Sonic Circuits: Univers Zero’s Heresie, Reviewed
Tomorrow night, arguably the biggest, bestest Sonic Circuits festival yet ends with a bang at La Maison Française. This year's festival has seen a huge variety of local and (inter)national acts playing all around the D.C. area, drawing people from all over the country and even the world. Saturday's final show is a real treat, featuring a band that will probably never play in the United States, much less the D.C. area, ever again: Univers Zero from Belgium.
If the name isn't ringing any bells, you're not alone. As we've said in previous coverage of this band, Univers Zero toils in a nearly invisible netherworld between the spheres of popular and "serious" music. Despite its obscurity, Univers Zero is among the key figures behind a uniquely Francophone style of chamber rock music and, much like Magma, who headlined Sonic Circuits' first weekend, the group essentially created its own genre. Univers Zero's style defies glib description, if only because any such attempt makes it sound like the worst kind of cheesy prog-rock imaginable. A reasonable point of comparison might be with the so-called "post-rock" bands that tend more toward the abstract, like a more complex, ensemble-oriented version of Rachel's.
Univers Zero in 1979
This month, Cuneiform Records issued an expanded, remixed and remastered version of the band's sophomore album from 1979, Heresie. Widely known as Univers Zero's darkest album, Heresie is a record that prog nerds like to blast from their stereos on Halloween just to freak out unsuspecting trick-or-treaters. That it gained this kind of reputation while relying almost entirely on acoustic instrumentation (harmonium, oboe, bassoon, violin, and viola figuring most prominently) is particularly impressive, although it's likely that this stems solely from the first seven minutes of the opening 25-minute beast "La Faulx." The track starts as formless noise, which slowly coalesces into a dark wall of sound punctuated by a series of vocal roars reminiscent of death-metal howls years before that style of vocal came into fashion.
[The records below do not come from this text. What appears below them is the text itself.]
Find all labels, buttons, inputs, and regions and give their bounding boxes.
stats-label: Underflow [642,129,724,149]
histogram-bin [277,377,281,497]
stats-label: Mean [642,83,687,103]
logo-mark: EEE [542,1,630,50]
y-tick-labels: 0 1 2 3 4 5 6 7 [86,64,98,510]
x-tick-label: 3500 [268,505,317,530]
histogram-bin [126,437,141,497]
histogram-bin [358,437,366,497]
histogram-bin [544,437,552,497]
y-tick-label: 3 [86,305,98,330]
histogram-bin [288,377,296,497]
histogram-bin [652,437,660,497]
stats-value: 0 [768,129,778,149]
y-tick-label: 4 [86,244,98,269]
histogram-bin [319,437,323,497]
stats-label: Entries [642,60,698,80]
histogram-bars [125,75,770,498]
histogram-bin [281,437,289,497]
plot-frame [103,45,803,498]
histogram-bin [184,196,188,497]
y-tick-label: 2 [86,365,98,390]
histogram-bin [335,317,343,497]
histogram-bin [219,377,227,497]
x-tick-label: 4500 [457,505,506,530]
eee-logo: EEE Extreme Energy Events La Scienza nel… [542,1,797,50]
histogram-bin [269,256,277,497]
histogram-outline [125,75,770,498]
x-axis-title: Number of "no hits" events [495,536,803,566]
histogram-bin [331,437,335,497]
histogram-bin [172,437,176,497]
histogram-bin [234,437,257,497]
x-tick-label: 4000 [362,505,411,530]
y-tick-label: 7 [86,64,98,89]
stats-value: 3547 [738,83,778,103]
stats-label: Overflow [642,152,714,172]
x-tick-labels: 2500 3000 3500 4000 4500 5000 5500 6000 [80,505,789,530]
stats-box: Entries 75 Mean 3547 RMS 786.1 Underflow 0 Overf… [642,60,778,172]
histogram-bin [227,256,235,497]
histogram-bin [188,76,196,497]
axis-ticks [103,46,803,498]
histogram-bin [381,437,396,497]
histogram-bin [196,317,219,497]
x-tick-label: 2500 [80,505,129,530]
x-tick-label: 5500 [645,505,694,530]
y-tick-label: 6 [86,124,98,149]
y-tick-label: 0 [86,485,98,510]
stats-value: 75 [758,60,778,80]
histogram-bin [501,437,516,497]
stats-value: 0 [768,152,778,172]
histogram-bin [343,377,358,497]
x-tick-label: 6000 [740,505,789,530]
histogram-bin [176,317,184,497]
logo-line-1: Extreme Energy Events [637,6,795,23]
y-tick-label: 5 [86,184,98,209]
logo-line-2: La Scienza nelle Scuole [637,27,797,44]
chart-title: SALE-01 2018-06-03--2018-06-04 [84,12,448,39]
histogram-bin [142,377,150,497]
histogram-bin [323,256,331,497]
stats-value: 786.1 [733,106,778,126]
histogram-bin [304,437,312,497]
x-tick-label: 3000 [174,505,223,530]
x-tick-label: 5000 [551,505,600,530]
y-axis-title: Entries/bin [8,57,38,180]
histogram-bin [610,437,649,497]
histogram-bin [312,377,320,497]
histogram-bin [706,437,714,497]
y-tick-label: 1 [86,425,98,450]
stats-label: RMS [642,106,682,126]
After that, the band's strategy changes abruptly from horror soundtrack music to intricate chamber music. What keeps it firmly in rock territory is the drumming of Daniel Denis—a true artist behind the kit whose doesn't keep time so much as he drives the music onward and upward, his insistent rolls somehow striking a balance between classical percussion and rock 'n' roll propulsiveness. Over the course of three long tracks ("Jack the Ripper" and "Vous Le Suarez en Temps Voulu" clock in at 13 minutes apiece), the ensemble works its way through chamber music that is sometimes melodic, sometimes noisy, usually dark, and always compelling.
This reissue features gorgeous, clear sound with remarkable definition of the instruments, a new sound that is particularly revealing when it comes to Denis' drumming. It also contains a 12-minute bonus track, "Chaos Hermetique," penned by guitarist and original group member Roger Trigaux (who soon after Heresie's release left the band to found the equally fantastic, more overtly rock-oriented chamber ensemble Present). This track is a fascinating archaeological find, and actually sounds more like proto-Present than a true Univers Zero track, featuring much more straightforward rhythms and a largely linear compositional form. In fact, hardcore Present fans will likely recognize a few passages here and there that have appeared in Present compositions recorded as recently as 1999. Even without the excellent new remix and remaster, this reissue would be worth a look just for this bonus track.
But Heresie came out over 30 years ago. The version of Univers Zero that plays tomorrow at La Maison Française will look and sound quite different; modern-day UZ makes liberal use of electronics and electric instruments, in sharp contrast to the early band's reliance on acoustic instrumentation. Like many bands of the era, Univers Zero went on extended hiatus starting in the late '80s, before reforming in the late '90s with a more rock-oriented sound. The instrumentation became more electric, and more importantly, compositions became more concise, even with some traditional song forms popping up here and there. That said, Univers Zero's music has remained complex and challenging and Daniel Denis' drumming is as fascinating as ever.
What's more, in a musical landscape where there's nothing new under the sun, Univers Zero and the few bands that have explored similar territory (present and other chamber-rock groups like Art Zoyd, Shub Niggurath, Aranis and so on) are pioneers in developing an intelligent hybrid of Western contemporary classical music and modern rock. These bands all seem to be concentrated in France and Belgium for some reason, and it's a rare treat to have one of them in North America.